In countries with newborn screening for MCAD deficiency, most affected infants remain asymptomatic and have an excellent outcome [53]. The vast majority of affected patients who are treated are completely healthy, although they may need to receive intravenous fluids containing glucose when ill or fasting to prevent metabolic crisis. Some neurological impairment has been noted later in life in MCAD-deficient patients, particularly in unscreened populations, but the evidence for neurological impairment in treated patients who have avoided metabolic crisis is scant. Deficits in learning and speech/language communication have been reported in symptomatic individuals prior to newborn screening but not in screened and early effectively treated populations [59].

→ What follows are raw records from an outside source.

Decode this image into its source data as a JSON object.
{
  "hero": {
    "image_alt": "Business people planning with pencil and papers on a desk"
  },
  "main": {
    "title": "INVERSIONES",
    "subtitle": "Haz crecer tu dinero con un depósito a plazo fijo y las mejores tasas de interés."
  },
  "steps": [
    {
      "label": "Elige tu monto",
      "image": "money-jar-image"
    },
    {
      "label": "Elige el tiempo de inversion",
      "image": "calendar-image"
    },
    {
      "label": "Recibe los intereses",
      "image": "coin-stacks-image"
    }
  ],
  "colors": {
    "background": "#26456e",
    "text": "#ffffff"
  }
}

Short-Chain Acyl-CoA Dehydrogenase Deficiency
Deficiency of SCAD was originally described in patients with a broad spectrum of symptoms including failure to thrive, hypoglycemia, hypotonia, developmental delay, and seizures, but based on patients identified through newborn screening, it is now generally believed to be a biochemical of no clinical relevance [60]. In fact, it is likely that most patients described in the literature with SCAD deficiency had ethylmalonic aciduria due to the presence of one of two common sequence variants in the ACADS gene (c.511>CT and c.625 C>A) [61]. These variants slightly affect enzyme activity leading to increased production of ethylmalonic acid, but are of no clinical consequence [62]. As these variants are present in up to 14% of the general population the associated ethylmalonic aciduria can be coincidentally identified in any clinical scenario.